Conte: “Non ci sono fratture fra Lega e M5s”

Giuseppe Conte nega ogni spaccatura tra la Lega e il Movimento cinque stelle. Il premier è convinto che il governo gialloverde durerà a lungo. In un’intervista a Les Echos, conferma che, nonostante le divergenze, “le due forze politiche che sostengono la maggioranza non hanno alcun interesse a interrompere questa esperienza”. Per il presidente del Consiglio, “il lavoro di mediazione è obbligatorio per consentire una sintesi tra due forze politiche che sostengono la maggioranza di governo. Le diverse sensibilità non sono un ostacolo all’azione dell’esecutivo. Ora ha inizio la campagna per le Europee. Sono momenti in cui la dialettica tra le forze politiche si accentua. Ma non c’è nessuna prospettiva di spaccatura. E le prossime elezioni non saranno l’occasione di un cambio profondo negli equilibri della coalizione”.

Ma secondo Conte, “bisogna distinguere tra l’azione del governo e la competizione elettorale tra partiti. Sono sicuro, lo verifico tutti i giorni, che i suoi rappresentanti non hanno alcuna intenzione o interesse ad interrompere questa esperienza di governo. Vogliamo realizzare la promessa di cambiamento fatta agli elettori”.

Con il giornale economico finanziario francese, Conte affronta anche le recenti incomprensioni con Parigi. “Il momento delle tensioni franco-italiane – sostiene – è finito.
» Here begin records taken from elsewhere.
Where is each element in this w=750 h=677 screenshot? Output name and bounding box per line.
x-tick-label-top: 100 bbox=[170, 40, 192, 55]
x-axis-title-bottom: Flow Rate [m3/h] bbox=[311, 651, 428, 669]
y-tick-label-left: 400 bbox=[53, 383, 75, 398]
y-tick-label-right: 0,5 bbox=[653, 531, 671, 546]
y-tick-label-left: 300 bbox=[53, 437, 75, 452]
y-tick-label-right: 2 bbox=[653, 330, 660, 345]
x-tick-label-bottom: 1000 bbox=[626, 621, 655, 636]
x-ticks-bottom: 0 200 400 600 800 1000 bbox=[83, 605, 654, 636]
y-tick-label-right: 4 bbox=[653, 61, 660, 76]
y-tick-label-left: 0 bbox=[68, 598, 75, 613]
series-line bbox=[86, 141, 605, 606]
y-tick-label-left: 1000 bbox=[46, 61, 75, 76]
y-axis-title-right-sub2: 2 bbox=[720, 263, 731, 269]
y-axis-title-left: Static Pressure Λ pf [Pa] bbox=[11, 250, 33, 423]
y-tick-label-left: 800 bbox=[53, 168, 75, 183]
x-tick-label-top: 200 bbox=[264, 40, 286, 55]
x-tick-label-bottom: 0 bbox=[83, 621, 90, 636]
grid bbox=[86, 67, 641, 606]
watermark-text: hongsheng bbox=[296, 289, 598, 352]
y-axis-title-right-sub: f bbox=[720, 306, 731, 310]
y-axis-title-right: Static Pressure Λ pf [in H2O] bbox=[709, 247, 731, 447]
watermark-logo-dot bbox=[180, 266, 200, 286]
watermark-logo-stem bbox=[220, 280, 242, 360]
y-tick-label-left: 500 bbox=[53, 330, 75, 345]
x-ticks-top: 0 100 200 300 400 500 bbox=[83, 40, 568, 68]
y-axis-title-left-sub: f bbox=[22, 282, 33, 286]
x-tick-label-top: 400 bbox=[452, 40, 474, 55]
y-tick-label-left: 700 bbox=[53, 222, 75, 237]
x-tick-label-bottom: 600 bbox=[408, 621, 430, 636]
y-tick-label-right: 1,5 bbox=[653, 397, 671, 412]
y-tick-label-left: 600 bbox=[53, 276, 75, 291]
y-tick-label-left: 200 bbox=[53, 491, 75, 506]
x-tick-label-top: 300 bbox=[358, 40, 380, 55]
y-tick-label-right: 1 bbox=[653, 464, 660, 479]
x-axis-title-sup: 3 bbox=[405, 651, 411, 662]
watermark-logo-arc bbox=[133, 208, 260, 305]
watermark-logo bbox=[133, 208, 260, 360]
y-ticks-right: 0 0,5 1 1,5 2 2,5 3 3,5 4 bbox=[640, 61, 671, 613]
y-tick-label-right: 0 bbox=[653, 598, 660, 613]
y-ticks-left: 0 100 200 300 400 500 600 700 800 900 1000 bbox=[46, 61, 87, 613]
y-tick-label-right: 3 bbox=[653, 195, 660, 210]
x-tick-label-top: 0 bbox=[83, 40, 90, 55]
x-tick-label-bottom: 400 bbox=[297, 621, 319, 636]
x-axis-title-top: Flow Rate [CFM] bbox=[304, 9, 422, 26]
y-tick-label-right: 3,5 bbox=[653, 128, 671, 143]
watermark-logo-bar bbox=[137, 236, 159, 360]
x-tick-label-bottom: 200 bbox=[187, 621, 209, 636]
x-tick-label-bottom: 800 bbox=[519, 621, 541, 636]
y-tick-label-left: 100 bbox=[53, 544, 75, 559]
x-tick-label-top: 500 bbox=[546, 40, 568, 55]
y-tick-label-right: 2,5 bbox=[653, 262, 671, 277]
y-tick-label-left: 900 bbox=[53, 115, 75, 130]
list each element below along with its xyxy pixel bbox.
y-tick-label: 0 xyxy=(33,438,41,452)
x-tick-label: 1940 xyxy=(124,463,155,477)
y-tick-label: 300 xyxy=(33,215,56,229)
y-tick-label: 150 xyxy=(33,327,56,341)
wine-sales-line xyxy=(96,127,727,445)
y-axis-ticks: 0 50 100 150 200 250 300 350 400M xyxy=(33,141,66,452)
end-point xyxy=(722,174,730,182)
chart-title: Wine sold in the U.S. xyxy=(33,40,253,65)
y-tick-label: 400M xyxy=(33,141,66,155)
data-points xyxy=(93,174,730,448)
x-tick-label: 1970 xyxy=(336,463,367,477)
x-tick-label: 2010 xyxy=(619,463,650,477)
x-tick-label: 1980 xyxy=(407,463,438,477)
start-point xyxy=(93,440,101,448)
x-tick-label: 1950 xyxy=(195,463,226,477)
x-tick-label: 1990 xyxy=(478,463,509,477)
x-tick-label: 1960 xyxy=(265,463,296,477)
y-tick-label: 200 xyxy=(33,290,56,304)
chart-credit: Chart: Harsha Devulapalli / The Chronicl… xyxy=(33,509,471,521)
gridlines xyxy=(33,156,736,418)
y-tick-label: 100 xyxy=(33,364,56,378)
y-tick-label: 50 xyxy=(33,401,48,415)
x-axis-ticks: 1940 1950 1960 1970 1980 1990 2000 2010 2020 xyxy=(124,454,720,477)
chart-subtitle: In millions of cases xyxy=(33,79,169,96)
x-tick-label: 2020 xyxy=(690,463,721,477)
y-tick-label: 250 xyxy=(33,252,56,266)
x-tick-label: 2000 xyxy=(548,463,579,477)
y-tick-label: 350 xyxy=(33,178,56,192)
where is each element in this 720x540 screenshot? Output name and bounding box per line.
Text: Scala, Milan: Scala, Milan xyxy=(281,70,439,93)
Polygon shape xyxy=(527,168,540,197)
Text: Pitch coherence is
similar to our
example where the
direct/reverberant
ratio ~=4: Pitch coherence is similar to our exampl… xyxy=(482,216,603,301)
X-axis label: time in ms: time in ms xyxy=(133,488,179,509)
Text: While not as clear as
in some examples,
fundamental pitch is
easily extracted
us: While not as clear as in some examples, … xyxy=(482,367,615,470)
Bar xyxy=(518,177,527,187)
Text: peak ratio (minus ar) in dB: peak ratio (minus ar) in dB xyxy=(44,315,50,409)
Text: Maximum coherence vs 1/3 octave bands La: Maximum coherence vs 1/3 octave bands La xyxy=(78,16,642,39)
Non possiamo rimettere in discussione il rapporto così stretto che unisce i nostri due Paesi. Siamo cugini e anche tra cugini i rapporti non sono sempre facili. Ma ho sempre saputo che la recente crisi politica tra Francia e Italia poteva soltanto essere un momento di incomprensione che avremmo potuto facilmente superare”. Per Conte, “dobbiamo tuttavia essere consapevoli che con la Francia, siamo due Paesi in seno all’Unione europea che nutrono una sana competizione, inclusa l’economia. La Francia serve i suoi interessi e i francesi hanno compreso che l’Italia vuole fare la stessa cosa in uno spirito di rispetto reciproco”.

A Les Echos Conte ricorda le differenze tra la politica italiana e quelle dell’est europeo.  “Nel quadro della campagna elettorale – afferma il premier – ogni forza politica è libera di cercare le alleanze con gli altri partiti con cui si sente più vicina. La politica del governo italiano non è identica a quella di altri Paesi europei considerati sovranisti come l’Ungheria di Viktor Orbán, per esempio. Non si può fare confusione perché il mio governo è composto da due partiti che hanno due sensibilità distinte: in termini di sovranismo, la mia sintesi politica è diversa da quella dei Paesi dell’est”. Infine, Conte si appella a un’Europa “più solidale, più responsabile, ancora più forte, capace di sostenere la competizione internazionale in modo più efficace”.